Gude Axelsen Giedde (Gude Axelsson Gedda) (1510-1590) was a Norwegian military officer, Lutheran prelate, and provost in Kville, Bohuslän, then part of Norway.

==Biography==
Gude Axelsen Giedde was born in 1510 in Trondheim, Norway, as a son of Axel Giedde and Margareta Pedersdotter. His father, who was a lieutenant in Trondheim, is said to have lost his nobility due to marriage with a commoner, a daughter of a merchant.

Gude married Johanna Pedersdotter, with whom he had at least three sons.

It has been speculated that he was the great-grandson of :sv:Erengisle Gädda of the Swedish noble family Gädda from Småland, Sweden, but this remains unattested. In any case, his family descendants were ennobled in the name of Gedda (n:o 2168) by King Gustav IV Adolf of Sweden in 1797; he became the asserted primogenitor of this family.

In his youth he studied at the University of Wittenberg in Wittenberg, Holy Roman Empire, and became a follower and friend of Martin Luther with whom he often corresponded.
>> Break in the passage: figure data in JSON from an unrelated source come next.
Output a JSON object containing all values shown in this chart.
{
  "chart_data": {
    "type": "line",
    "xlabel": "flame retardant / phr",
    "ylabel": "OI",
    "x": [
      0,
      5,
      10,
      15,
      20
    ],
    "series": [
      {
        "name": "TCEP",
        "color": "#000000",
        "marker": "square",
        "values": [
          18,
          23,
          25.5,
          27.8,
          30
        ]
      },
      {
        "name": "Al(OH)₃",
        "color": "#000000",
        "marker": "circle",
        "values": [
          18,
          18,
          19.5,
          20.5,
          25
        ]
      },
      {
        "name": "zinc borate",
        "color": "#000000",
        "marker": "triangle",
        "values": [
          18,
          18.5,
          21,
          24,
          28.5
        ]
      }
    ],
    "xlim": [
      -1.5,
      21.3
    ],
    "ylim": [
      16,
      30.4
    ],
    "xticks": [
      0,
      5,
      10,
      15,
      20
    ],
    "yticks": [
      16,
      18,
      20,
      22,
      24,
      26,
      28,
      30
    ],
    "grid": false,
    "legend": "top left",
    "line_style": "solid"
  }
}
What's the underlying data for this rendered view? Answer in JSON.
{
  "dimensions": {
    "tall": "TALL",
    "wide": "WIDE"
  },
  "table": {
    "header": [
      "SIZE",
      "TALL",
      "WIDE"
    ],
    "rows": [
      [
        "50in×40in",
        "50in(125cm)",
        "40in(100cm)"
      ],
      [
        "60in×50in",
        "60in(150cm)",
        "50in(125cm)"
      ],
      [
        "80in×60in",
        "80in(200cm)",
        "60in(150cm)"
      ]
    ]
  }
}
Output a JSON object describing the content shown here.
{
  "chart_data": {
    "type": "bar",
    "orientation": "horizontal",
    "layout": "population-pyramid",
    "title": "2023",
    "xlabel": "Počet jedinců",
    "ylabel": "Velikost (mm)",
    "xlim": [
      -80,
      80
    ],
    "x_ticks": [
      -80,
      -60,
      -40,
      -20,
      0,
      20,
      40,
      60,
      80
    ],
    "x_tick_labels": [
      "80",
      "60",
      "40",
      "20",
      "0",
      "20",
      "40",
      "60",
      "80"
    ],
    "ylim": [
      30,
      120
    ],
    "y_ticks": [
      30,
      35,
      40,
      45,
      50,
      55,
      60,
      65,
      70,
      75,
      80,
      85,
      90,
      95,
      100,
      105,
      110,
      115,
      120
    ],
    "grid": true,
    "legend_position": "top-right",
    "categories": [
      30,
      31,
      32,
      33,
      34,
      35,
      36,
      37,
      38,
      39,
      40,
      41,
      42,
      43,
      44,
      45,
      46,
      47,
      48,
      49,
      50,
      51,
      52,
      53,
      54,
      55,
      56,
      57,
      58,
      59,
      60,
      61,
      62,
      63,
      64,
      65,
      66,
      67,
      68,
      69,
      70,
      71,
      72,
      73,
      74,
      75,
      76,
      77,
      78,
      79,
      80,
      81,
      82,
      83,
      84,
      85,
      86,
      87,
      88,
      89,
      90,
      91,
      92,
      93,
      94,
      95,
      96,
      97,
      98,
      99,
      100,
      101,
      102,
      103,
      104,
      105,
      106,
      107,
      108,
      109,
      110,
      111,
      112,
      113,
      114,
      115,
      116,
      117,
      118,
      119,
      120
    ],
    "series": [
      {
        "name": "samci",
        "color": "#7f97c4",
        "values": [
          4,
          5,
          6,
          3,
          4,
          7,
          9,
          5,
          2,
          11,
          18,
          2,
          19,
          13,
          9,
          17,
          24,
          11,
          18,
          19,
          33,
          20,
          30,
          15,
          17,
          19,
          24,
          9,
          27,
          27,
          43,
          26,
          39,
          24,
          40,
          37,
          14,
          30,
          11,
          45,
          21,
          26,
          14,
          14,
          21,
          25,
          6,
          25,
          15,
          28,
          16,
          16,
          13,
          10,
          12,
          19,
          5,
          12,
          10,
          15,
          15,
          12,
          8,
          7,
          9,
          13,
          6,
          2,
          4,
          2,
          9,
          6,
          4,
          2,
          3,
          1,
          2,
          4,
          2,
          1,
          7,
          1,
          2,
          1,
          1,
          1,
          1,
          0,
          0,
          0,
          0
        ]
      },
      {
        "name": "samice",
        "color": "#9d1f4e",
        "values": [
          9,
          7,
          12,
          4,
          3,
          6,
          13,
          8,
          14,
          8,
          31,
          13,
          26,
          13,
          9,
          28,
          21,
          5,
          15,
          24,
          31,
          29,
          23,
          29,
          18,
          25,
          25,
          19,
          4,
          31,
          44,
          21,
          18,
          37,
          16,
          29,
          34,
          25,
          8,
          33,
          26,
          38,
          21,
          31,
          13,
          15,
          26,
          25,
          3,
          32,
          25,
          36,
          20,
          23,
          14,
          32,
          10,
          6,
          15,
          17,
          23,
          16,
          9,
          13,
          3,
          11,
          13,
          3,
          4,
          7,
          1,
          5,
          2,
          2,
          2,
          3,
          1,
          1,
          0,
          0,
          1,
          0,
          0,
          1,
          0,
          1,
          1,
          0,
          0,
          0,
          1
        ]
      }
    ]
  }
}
When Giedde returned to Norway he became an officer.

As a devoted adherent of Lutheranism, for his personal security during the tumultuous time of the Protestant Reformation, he is said to ridden his horse equipped with a sword and pistols. His sword was inherited down to his grandson Peder Jenssen, who however lost it in a fire.

The Danish-Norwegian King Christian III was concerned about imposing the Protestant Reformation in his dominions and therefore needed clergy profoundly introduced in the Lutheran teachings. Giedde thus left his military career in order to become a priest.

In 1534 he was appointed vicar in Kville, Bohuslen, then belonging to Norway, becoming the region's first Lutheran priest, succeeding the Catholic monk Gudmund. When Pehr Kalm visited Fjällbacka in 1742, he was told the story about how Gudmund went under and died due to the "Gudmund skerry" in the sea outside the port of Fjällbacka.

Giedde remained vicar there until 1573, when he was appointed religious provost in Viken.

Due to his old age he had become blind when he was visited in Kville by King James VI of Scotland. He died in 1590 in Kville, in today's Tanum Municipality, Bohuslän, Sweden.